Einstein’s handwritten maths notes tipped to fetch £50,000 at auction next week

Einstein’s handwritten maths notes tipped to fetch £50,000 at auction next week

  • A sheet on Einstein’s notes covered in calculations is tipped to sell for £50,000
  • Manuscript from October 1931 was months after he had to flee Nazi Germany
  • Notes accompanied by letter from his wife, Elsa, to a friend describing America 

A sheet of paper covered in the mathematics notes of renowned physicist Albert Einstein is tipped to sell for £50,000.

The genius mathematician wrote down a series of scientific equations in ink and pencil on the plain paper.

He crossed out small sections of the draft manuscript, showing even the finest minds make the odd mistake.

Einstein, who won the Nobel prize for physics in 1921, also made annotations explaining what he intended to achieve with his formulas.

He wrote the letter in October 1933, just months after he renounced his German citizenship and was forced to flee Nazi Germany.

A sheet of renowned physicist Albert Einstein's (pictured) mathematics notes covered in calculations is tipped to sell for £50,000

A sheet of renowned physicist Albert Einstein’s (pictured) mathematics notes covered in calculations is tipped to sell for £50,000

The genius mathematician wrote down a series of scientific equations in ink and pencil on the plain paper

The genius mathematician wrote down a series of scientific equations in ink and pencil on the plain paper

Tragically, the exiled scientist signed off with the mournful message: ‘Albert Einstein: From the graveyard of buried hopes’.
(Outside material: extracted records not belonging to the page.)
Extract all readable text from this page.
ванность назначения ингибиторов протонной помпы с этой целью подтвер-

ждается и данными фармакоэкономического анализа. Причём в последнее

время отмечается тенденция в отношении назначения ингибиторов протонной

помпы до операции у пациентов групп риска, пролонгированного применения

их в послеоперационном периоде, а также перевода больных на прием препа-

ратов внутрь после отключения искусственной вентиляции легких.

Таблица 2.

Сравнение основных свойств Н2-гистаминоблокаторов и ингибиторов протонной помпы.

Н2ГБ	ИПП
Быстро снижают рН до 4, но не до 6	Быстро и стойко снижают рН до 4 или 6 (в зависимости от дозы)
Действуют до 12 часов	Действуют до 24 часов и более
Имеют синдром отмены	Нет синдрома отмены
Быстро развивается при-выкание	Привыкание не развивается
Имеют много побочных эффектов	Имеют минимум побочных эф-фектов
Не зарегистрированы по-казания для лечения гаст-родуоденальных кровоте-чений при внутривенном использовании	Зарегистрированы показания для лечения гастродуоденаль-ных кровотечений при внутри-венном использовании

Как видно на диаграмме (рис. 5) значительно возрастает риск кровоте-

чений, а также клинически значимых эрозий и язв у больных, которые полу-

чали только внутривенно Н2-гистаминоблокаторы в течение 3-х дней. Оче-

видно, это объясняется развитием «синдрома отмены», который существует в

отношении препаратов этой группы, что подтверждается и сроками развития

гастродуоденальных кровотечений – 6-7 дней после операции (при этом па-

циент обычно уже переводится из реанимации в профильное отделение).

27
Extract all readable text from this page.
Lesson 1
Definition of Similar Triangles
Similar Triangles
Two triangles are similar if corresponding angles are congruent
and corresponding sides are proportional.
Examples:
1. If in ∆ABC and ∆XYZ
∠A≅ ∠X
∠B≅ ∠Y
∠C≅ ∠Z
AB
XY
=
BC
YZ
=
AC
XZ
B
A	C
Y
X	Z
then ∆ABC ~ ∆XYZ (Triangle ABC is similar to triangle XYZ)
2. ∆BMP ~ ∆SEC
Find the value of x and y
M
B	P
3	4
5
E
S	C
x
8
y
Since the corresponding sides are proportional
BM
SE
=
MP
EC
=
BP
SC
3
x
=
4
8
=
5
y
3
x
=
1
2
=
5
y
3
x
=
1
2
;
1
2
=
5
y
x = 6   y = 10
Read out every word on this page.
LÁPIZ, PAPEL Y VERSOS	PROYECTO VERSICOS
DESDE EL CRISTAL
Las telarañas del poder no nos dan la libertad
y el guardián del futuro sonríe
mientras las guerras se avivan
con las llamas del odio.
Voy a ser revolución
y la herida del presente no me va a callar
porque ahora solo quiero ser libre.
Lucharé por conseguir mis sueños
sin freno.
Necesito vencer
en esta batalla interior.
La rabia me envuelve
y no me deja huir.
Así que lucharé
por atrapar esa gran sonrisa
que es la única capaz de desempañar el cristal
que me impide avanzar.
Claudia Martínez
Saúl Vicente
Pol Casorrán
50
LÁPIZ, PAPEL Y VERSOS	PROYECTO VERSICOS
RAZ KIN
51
The notes are accompanied by a letter from his wife, Elsa Einstein, to a friend describing the couple’s new life in America, where Einstein took up a position at the Institute for Advanced Study in Princeton.

The documents are being sold at International Autograph Auctions in Malaga, Spain.

Richard Davie, specialist at the auctioneers, said: ‘Whilst Einstein clearly created many such pages of scientific formulae during his career, they remain highly sought after by collectors, and signed examples are of exceptional rarity.

‘Furthermore, the present example is greatly enhanced by both Einstein’s handwritten observations, reflecting on the possibility of what he wished to have achieved with his calculations, and the fine accompanying letter of provenance from Elsa Einstein.

‘His note, ‘from the graveyard of buried hopes’, suggest he may have abandoned whatever problem he was working on.

‘It also resonates with the fact he had just been forced to flee Germany. Due to his Jewish heritage, he would never have survived Hitler’s regime.

‘The fact they were writing to Professor Arthur de Groodt and his wife Juliette Adant, who helped them through this period of transition, is also noteworthy’.

The notes are accompanied by a letter (pictured) from his wife, Elsa Einstein, to a friend describing the couple's new life in America

The notes are accompanied by a letter (pictured) from his wife, Elsa Einstein, to a friend describing the couple’s new life in America

Sculpture of Albert Einstein at Questacon, the National Science and Technology Centre, Canberra, Australia

Sculpture of Albert Einstein at Questacon, the National Science and Technology Centre, Canberra, Australia

In March 1933 Albert and Elsa Einstein returned to Europe from America and learned that Hitler had seized power and that the Gestapo had raided their Berlin apartment, confiscating several of their possessions.

Landing in Antwerp, Belgium, Albert Einstein immediately visited the German consulate and surrendered his passport, formally renouncing his German citizenship.

On October 3 1933, Einstein delivered a speech on the importance of academic freedom before a packed audience at the Royal Albert Hall in London.

Four days later he returned to America with his wife and took up a position at the Institute for Advanced Study, known as a refuge for scientists fleeing Nazi Germany.

Einstein died in 1955 aged 76.

His notes will be sold on November 30 and is could sell for up to €60,000.